Aux USA et en Angleterre, on ne trouve aucune trace concrète de l’opération Casey Jones. Malgré ses recherches, l’Office fédéral de topographie constate qu’aucune carte de la Suisse à l’échelle 1:25000 n’est née de ces survols américains. «A croire que Casey Jones ne fut rien d’autre qu’un programme d’occupation pour états-majors d’escadrilles désœuvrées», conclut Martin Rickenbacher.

Après des décennies d’oubli total, Swisstopo a entrepris ces dernières années de restaurer et de conserver les films-nitrate qui menaçaient de se dégrader irrémédiablement.

Photos accessibles à tous

Lyss, où la zone à l’Est de la gare est encore en grande partie libre. Office fédéral de topographie. Swisstopo

Toutes les photos ont été numérisées. Elles se trouvent aujourd’hui sur un site web accessible au grand public. (map.lubis.admin.ch). Il est facile d’y constater que la technologie américaine de l’époque était largement supérieure à la nôtre.

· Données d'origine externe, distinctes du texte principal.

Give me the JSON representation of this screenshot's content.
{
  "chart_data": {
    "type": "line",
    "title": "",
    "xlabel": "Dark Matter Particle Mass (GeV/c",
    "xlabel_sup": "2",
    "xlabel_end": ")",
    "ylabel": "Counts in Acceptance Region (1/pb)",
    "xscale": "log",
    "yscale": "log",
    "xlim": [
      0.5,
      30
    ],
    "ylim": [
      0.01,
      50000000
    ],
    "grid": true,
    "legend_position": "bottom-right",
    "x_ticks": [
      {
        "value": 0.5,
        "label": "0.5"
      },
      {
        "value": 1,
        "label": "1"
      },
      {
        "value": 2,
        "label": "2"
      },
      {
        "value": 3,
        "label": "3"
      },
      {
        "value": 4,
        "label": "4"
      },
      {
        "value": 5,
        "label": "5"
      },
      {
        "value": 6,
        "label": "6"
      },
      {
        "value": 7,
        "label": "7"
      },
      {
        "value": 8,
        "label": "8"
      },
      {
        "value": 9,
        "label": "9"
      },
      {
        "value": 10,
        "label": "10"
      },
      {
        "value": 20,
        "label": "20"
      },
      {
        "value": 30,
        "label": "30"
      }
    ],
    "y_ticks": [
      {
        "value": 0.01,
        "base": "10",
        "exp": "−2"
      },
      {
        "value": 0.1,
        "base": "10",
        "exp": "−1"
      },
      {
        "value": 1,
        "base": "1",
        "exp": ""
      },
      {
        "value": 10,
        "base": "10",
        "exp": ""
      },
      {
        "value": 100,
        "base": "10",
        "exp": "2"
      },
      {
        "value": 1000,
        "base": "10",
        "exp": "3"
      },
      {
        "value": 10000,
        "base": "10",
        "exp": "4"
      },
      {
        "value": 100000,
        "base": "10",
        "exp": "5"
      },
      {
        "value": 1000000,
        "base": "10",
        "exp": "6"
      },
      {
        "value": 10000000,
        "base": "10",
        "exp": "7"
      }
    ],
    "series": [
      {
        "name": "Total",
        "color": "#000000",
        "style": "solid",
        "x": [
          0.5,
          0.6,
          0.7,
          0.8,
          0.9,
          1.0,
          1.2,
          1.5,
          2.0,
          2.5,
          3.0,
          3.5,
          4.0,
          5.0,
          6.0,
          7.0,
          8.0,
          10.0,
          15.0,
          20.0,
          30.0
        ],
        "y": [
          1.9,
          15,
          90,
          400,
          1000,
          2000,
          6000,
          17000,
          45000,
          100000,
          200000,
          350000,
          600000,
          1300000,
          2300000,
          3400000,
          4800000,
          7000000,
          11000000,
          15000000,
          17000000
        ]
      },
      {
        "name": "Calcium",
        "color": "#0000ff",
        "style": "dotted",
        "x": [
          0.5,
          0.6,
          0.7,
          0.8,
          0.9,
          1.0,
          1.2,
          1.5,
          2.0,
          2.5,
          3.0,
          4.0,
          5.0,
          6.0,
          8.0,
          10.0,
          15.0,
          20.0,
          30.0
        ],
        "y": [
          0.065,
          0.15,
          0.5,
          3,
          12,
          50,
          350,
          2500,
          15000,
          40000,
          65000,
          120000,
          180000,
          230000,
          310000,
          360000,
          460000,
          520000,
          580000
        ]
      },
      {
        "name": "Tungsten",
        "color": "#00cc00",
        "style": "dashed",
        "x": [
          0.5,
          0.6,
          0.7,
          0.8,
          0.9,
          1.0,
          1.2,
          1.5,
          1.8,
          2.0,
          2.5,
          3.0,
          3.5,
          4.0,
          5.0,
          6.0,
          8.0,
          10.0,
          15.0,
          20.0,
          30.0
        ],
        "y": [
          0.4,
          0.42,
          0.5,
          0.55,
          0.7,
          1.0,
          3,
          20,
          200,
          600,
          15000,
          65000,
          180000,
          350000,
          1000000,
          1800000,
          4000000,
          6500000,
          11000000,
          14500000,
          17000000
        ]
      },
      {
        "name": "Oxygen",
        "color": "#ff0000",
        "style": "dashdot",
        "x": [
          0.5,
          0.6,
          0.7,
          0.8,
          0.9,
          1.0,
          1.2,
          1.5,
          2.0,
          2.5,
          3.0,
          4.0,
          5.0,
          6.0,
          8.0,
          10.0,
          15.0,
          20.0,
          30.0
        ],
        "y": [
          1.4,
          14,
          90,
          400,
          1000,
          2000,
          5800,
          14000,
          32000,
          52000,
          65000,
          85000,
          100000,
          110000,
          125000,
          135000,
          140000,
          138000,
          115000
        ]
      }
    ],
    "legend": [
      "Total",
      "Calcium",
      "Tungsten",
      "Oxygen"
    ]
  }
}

Comme l’explique Martin Rickenbacher, en 1946 les Américains prenaient leurs photos à une altitude moyenne de 7750 mètres, alors que les équipes du Service suisse de topographie devaient se contenter d’une altitude moyenne de 3100 mètres. Les appareils de photo américains embrassaient donc pour chaque prise de vue une surface nettement plus importante. (en moyenne 109 km² au lieu des 3,5 km² des Suisses).